Re: question about ACL on a filter

From: Alexandre Ribeiro (alexandregomesribeiro@gmail.com)
Date: Sat Feb 23 2008 - 14:26:08 ARST


Hmm, I just answered this question (phrased differently) on another post.
Here it goes again:

The "trick" is to think in binary:

5 = 0000 0101
10 = 0000 1010
13 = 0000 1101
14 = 0000 1110

If you look at the binary representation of 5 and 13, you'll see that they
have the last three bits in common (101):

5 = 0000 0101
13 = 0000 1101

Therefore, if you have a wildcard where you don't care about the 4th bit
from the right, you'll match both 5 and 13. In a wildcard, a bit set to one
means that the router won't compare that bit against the prefix that you're
supplying.
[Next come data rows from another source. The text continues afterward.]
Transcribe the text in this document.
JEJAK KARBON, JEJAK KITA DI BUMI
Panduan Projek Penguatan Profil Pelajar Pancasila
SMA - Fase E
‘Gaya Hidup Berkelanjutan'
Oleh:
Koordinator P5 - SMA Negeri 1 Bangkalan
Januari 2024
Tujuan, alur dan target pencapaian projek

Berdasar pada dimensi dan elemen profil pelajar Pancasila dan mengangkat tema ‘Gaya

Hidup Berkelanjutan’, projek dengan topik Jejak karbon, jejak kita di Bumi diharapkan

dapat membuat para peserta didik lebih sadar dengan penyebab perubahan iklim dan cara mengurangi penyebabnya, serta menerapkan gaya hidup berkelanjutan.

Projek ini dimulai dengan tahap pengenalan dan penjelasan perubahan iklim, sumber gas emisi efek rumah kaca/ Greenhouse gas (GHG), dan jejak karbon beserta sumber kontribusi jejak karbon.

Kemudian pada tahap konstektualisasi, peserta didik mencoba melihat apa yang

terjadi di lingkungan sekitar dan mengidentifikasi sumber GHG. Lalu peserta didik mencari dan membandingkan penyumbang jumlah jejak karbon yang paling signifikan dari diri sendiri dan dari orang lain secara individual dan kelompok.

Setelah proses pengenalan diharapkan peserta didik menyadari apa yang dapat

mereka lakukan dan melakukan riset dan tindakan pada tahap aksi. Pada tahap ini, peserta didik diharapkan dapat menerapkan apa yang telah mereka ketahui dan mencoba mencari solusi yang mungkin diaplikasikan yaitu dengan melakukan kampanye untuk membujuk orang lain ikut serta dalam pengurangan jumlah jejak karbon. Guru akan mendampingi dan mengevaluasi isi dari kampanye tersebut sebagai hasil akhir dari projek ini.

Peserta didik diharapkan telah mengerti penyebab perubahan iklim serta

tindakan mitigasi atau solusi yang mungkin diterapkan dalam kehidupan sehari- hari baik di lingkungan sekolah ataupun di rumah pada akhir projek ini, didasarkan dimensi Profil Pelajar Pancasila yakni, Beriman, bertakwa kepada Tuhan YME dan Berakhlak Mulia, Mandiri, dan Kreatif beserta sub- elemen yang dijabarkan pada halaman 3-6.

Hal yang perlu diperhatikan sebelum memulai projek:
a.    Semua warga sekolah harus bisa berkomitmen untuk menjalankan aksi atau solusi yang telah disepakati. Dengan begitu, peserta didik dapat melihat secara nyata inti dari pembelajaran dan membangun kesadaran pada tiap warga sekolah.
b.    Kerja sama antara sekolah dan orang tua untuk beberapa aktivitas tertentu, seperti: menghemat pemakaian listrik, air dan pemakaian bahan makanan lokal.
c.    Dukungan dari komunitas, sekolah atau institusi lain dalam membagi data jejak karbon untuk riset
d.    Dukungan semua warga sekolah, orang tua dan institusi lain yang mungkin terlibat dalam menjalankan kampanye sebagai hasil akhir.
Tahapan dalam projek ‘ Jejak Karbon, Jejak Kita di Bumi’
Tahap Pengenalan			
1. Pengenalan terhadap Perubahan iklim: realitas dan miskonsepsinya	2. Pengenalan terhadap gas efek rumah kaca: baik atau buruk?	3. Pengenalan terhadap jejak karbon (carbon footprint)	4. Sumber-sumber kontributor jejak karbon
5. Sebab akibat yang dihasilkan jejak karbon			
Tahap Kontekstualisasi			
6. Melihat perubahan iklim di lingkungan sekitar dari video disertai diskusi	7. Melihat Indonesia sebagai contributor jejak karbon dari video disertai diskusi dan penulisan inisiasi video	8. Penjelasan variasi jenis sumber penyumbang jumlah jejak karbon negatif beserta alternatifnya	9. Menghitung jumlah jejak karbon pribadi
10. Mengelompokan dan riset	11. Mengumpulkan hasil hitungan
Therefore, if you have an ACL like:

access-list 10 permit 192.168.5.0 0.0.8.255

This means, translated to binary:

11000000.10101000.0000x101.xxxxxxxx where x represents a bit that you don't
want to compare. This will match 5 and 13 in the third octet, in the network
192.168.x.x.

The same reasoning can be applied to 10 and 14 (but here it's the third bit
from the right that you'll want to ignore).

HTH,
Alex

On Thu, Feb 21, 2008 at 10:15 PM, Snyder, Daniel P <
DPSnyder@hammond.k12.in.us> wrote:

> Say I have the following networks...
>
>
>
> 192.168.0.0/24 - 192.168.15.0/24
>
>
>
> I need to make a filter on routes coming in. The router can only accept
> the following routes:
>
>
>
> 192.168.5.0
>
> 192.168.10.0
>
> 192.168.13.0
>
> 192.168.14.0
>
>
>
> The trick is it can only be a 2 line acl... Is this even possible??